WELLINGTON, New Zealand (RNZI, Aug. 24, 2010) - The head of New Zealand’s delegation to the regional Tuna Commission meeting later this year says this country has an open mind about the best way to halt the decline in Pacific tuna stocks.

Greenpeace is calling for the New Zealand government to support plans to close all four areas of international waters in the Pacific to all fishing.

[PIR editor’s note: Last March, Radio New Zealand International reported that "more than 25,000 tuna are expected to be tagged this year as part of the Secretariat of the Pacific Community’s National Fisheries Pacific Tuna tagging programme." Tagging is used to gather information on the impact fisheries have on tuna numbers in the Pacific. See story.]

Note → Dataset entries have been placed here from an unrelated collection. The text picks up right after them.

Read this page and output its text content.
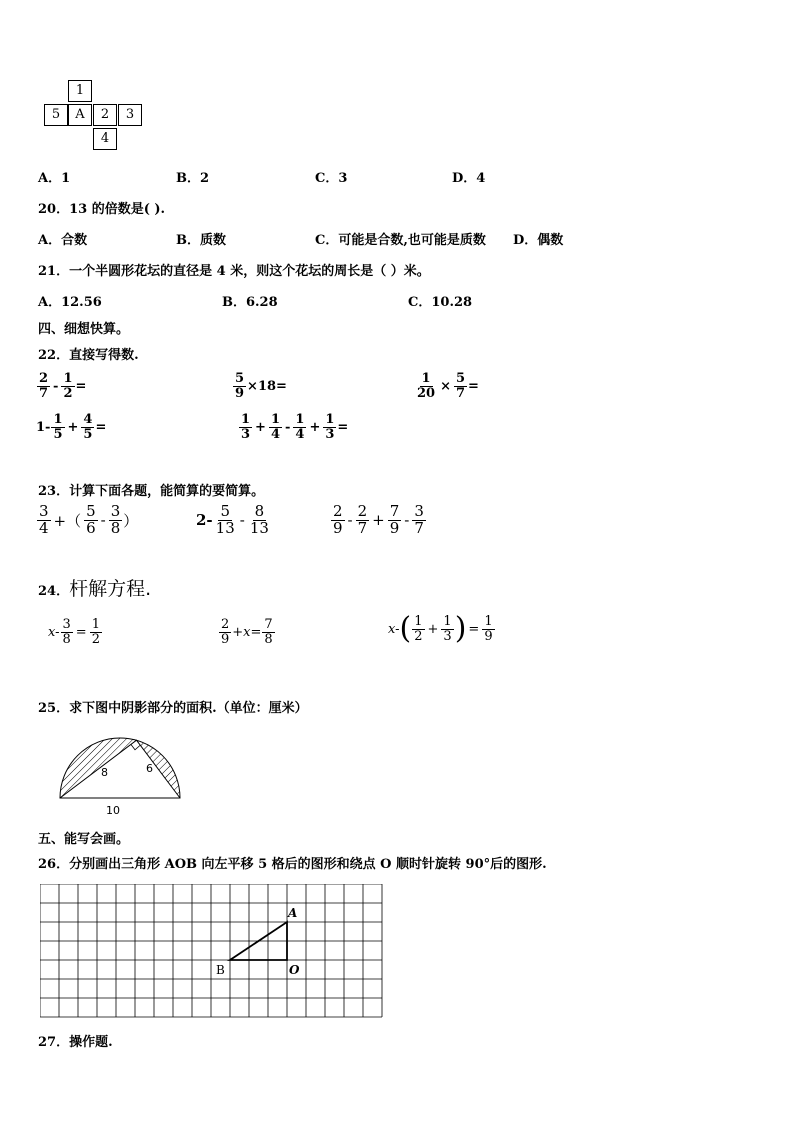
1
5	A	2	3
4
A．1	B．2	C．3	D．4
20．13 的倍数是( ).
A．合数	B．质数	C．可能是合数,也可能是质数 D．偶数
21．一个半圆形花坛的直径是 4 米，则这个花坛的周长是（ ）米。
A．12.56	B．6.28	C．10.28
四、细想快算。
22．直接写得数.
$\frac{2}{7} - \frac{1}{2}$ =	$\frac{5}{9} \times 18=$	$\frac{1}{20} \times \frac{5}{7}$ =
$1- \frac{1}{5} + \frac{4}{5}$ =	$\frac{1}{3} + \frac{1}{4} - \frac{1}{4} + \frac{1}{3}$ =
23．计算下面各题，能简算的要简算。
$\frac{3}{4}$ +（ $\frac{5}{6} - \frac{3}{8}$ ）	$2- \frac{5}{13} - \frac{8}{13}$	$\frac{2}{9} - \frac{2}{7} + \frac{7}{9} - \frac{3}{7}$
24．杆解方程.
$x- \frac{3}{8} = \frac{1}{2}$	$\frac{2}{9} +x= \frac{7}{8}$	x- ( $\frac{1}{2} + \frac{1}{3}$ ) = $\frac{1}{9}$
25．求下图中阴影部分的面积.（单位：厘米）
8	6
10
五、能写会画。
26．分别画出三角形 AOB 向左平移 5 格后的图形和绕点 O 顺时针旋转 90°后的图形.
A
B	O
27．操作题.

The head of New Zealand’s delegation, Matthew Hooper, says he is not sure that the proposal for total closure is supported by all Pacific nations and Australia:

"I know that some of the Pacific Island countries that neighbor those pockets do have fishing interests, be it long line fishing or whatever in those areas and also development aspirations in respect to them. It is important with proposals like this that everyone is clear about what actually is being put forward, is it a complete ban to all fishing, or is it just certain fishing methods and also to then be able to discuss whether there are other alternatives that might be more effective."

The research presented to a scientific meeting in Tonga last week indicates an ongoing decline of the large tuna species such as Bigeye and Yellowfin.

The technical meeting of the Western and Central Pacific Fisheries Commission also heard that stock of the smaller skipjack tuna is now under pressure.